Last Updated on May 24, 2022 by

Buying a health insurance plan is one of the most primitive steps to ensure that unforeseen medical emergencies don’t burn a gaping hole in your pocket. Health insurance plans help protect the policyholder financially and make medical treatment cheap and affordable.

However, purchasing a health insurance policy can seem overwhelming, especially for first-time buyers who don’t know the technical health insurance terms used in the industry. 

Let us explore the most common health insurance terms in the health insurance sector. These are crucial terminology you must know about when you step into the market to shop for a health insurance plan.


1. Deductible 

A deductible can be understood as a specific amount that a policyholder is obligated to pay at the hospital before the insurance company settles the policy holder’s claim. Insurance companies will either pay the claim to you or directly to the hospital where you received medical care only after paying the deductible amount. 

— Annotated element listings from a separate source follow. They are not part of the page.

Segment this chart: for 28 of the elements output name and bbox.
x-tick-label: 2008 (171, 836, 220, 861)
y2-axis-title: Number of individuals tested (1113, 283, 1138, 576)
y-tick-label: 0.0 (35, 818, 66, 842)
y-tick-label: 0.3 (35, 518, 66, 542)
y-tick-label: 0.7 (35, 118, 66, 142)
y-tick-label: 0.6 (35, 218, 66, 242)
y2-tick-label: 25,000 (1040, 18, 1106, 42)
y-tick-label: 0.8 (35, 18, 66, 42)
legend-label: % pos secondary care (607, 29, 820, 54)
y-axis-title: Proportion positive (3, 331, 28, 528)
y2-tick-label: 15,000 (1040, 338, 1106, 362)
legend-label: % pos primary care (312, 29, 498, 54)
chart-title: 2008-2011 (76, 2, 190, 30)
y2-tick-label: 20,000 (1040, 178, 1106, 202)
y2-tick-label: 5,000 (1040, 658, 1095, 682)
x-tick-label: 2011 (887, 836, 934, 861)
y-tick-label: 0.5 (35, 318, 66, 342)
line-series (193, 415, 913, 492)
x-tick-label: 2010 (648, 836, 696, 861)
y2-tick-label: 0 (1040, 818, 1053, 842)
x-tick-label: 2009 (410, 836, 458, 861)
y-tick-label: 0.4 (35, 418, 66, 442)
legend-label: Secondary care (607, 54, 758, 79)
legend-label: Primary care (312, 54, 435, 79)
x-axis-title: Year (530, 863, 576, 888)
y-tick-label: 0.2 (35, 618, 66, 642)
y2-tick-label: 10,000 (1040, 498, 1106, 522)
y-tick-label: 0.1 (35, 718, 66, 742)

Although deductibles can help reduce your premiums, you will have to pay a certain amount before receiving the claim. Hence, it is crucial to understand if the health insurance plan of your choice has a deductible or not.

2. Inclusions

One of the important health insurance terms you need to know and look for in the health insurance plan is the inclusions. These are the key features or benefits offered by the policy- these are the items that the insurance company will compensate you for. Some of the common inclusions include hospital admission, ambulance and hospitalization expenses, surgery expenses, medicines, and other expenses related to the treatment.

3. Exclusions 

Also known as the policy’s limitations, these are the items that the health insurance company won’t compensate you for. Insurance companies mention these exclusions in their plans. Thus, go through the policy’s fine print to know what items are excluded from your policy. 

4. Premium

Premium in health insurance is the fixed amount you need to pay to the insurance provider periodically in exchange for the insurance cover. The premium payout can be monthly, quarterly, half-yearly, or annually. The premium amount depends on a range of factors like the sum assured, riders opted for, your age, smoker/ non-smoker, pre-existing conditions, etc.

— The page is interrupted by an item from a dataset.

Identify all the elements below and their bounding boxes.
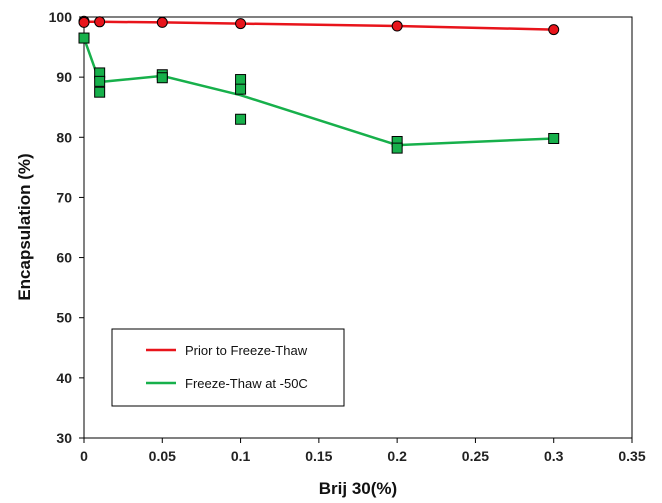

Add-ons or riders are the additional covers that you can purchase to upgrade your basic health insurance plan into an all-rounded health insurance policy. You will have to shell out a minimal additional amount to avail these riders. However, they will help you save a significant amount of money in the future since unforeseen medical emergencies will cover you. Some examples of these riders include maternity cover, an accidental disability rider, room rent waiver, etc.

6. Co-morbidities/Pre-existing illness

Comorbid diseases like hypertension, heart diseases, diabetes, and renal disorders are considered high-risk by health insurance companies. Such comorbid diseases in a potential policyholder can lead to the health insurance companies charging a higher premium.

7. Cashless claim

A cashless claim is another important health insurance term to know. A cashless claim is when the policyholder is not required to pay any cash at the hospital, and the bills are settled directly between the insurance company and the hospital. It is recommended that the health insurance plan you opt for offers cashless claims.

8. Co-payment 

A co-payment clause in a health insurance plan is when the total hospital bill is paid under a cost-sharing plan. Essentially, the policyholder will have to pay a certain percentage of the hospital bill while the insurance company will pay the rest. Although this reduces the premium, it does not impact the sum insured.

9. Critical illness

This is any life-threatening illness or medical condition which is high-risk. Some examples include organ failure, cancer, cardiovascular diseases, etc.

10. Sum insured

This is perhaps the most common health insurance term used. It is the policy’s coverage amount that the insurance company is obligated to pay in case of an eventuality.

11. No-claim bonus

The no-claim bonus is the reward that the insurance provider gives to the policyholder for not filing a claim in the preceding year(s). This is a feature that most health insurance policies offer.

12. Top-up plan 

A top-up plan is a policy that the policyholder can purchase on top of the existing, base health insurance policy. A top-up plan ensures that the cost of your treatment gets covered by the insurance provider once the sum insured is exhausted.

13. Assignee

An assignee is a person who gets the benefits of the health insurance policy.

14. Grace period 

This is generally a period of 15 days which begins right after the due date for the premium payment of your health insurance plan. The grace period allows you to continue and renew the policy without losing any benefits of the plan you opted for.

15. Waiting period

This is the period wherein specific benefits of the health insurance plan are not available to those insured as per the policy. During this period, you will not be able to claim benefits. The waiting period tenure differs for each policy, insurance provider, and several other factors.

16. Network Hospitals

These are the hospitals that the insurance company has a tie-up with. At these network hospitals, you can avail of medical care without paying anything. The settlement is made between the hospital and the insurance company as per your plan.

The takeaway

Buying a health insurance policy can come across as daunting due to the various health insurance terms and jargon used in the paperwork. However, learning these basic terms will help you buy the most beneficial plan. This will also help you be more aware of your rights as a health insurance policyholder.